The diesel engines rumbled to life, and Gutierrez trusted the San Juan’s old but intelligent German engineering to capture enough of their groan and keep the electricity-generating machines’ cyclical chopping dissonance away from listening ears. But while his ship made noise, he chose this time to reload his tubes.
“Lieutenant Commander Fernandez,” he said. “Load tubes one through four with mines. Set a delay of twenty-four hours for each mine. Actually, pull out your pocket memo and take notes. We may as well conduct all our noise-making evolutions while reloading the tubes.”
The executive officer withdrew a pad and pencil.
“Yes, sir. I’m ready.”
“Have the cook prepare dinner and have the men use and flush all toilets for the next hour. Once that’s done, blow the content of all sanitary tanks overboard. Run the water still, and allow each man two minutes in the shower. If any man wishes to use the exercise equipment, he may do so until you’ve finished reloading tubes. I want each man recharged and refreshed. Now, read me back your list.”

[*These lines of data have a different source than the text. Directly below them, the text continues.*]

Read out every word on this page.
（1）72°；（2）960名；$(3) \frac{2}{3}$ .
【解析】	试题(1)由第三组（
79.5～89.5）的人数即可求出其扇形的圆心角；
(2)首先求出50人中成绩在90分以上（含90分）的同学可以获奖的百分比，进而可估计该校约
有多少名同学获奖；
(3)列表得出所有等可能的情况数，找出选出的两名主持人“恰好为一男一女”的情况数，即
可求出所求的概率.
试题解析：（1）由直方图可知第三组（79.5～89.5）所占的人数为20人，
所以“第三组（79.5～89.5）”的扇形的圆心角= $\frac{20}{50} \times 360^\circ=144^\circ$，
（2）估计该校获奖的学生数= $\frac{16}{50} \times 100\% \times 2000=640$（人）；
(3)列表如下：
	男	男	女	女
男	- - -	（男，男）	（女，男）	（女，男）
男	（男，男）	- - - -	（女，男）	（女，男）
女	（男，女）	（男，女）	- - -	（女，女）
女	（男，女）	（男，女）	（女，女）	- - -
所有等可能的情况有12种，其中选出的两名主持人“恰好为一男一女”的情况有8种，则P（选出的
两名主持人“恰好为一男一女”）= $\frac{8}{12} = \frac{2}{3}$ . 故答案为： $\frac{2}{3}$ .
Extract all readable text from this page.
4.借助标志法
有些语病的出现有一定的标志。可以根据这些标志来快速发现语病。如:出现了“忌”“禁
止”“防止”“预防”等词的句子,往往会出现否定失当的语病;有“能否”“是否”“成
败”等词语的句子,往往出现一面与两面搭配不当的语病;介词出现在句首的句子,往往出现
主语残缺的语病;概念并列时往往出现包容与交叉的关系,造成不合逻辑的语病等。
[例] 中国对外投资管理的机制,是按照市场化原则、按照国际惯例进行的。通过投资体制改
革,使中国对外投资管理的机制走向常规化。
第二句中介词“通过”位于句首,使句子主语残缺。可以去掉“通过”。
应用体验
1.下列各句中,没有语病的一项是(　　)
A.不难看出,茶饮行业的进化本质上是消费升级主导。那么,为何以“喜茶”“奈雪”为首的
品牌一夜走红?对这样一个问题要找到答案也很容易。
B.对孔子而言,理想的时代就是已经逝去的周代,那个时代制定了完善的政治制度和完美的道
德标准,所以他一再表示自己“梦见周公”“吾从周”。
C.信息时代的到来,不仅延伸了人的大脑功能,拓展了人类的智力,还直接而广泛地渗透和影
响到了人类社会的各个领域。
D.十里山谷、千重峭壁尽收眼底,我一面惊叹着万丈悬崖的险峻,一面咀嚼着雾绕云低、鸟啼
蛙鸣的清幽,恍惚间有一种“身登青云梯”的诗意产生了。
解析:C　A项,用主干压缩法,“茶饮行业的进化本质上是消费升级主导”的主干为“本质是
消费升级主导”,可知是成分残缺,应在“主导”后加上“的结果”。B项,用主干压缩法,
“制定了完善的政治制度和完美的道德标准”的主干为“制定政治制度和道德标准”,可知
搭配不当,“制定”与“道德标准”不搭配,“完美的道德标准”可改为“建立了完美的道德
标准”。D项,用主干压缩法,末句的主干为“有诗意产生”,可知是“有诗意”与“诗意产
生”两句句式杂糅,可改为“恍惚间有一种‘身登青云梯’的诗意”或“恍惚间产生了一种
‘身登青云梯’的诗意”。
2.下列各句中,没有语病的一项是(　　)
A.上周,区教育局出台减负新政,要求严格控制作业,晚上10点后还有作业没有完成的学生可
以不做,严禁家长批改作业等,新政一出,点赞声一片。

Fernandez recited his notes, and Gutierrez dismissed him. Ninety minutes later, the clunking noises of chains and rigging gear — artifacts of an antiquated torpedo room — subsided, and Fernandez returned to the control room to report that the San Juan’s tubes held its mines and that the crew had completed all its other noisy activities.
A sailor stepped forward with a report of the specific gravity of the battery’s electrolyte that equated to sixty percent charge. Based upon his experience, he expected another two hours of snorkeling. He reminded himself to remain patient.
He made eye contact with Fernandez and curled his finger. When he appeared below him, Gutierrez leaned over the rail and waved his arm across the control room.
“Have them all rehearse the mine laying procedure. Include personnel in the torpedo room. I want it fresh in their minds.”
Fernandez scurried from sailor to sailor, ordering them to withdraw operations manuals from cubby holes. As men balanced books open on their laps and slid sound-powered phones over their heads, the executive officer exited the compartment to instruct sailors in the torpedo room to ready themselves for rehearsal.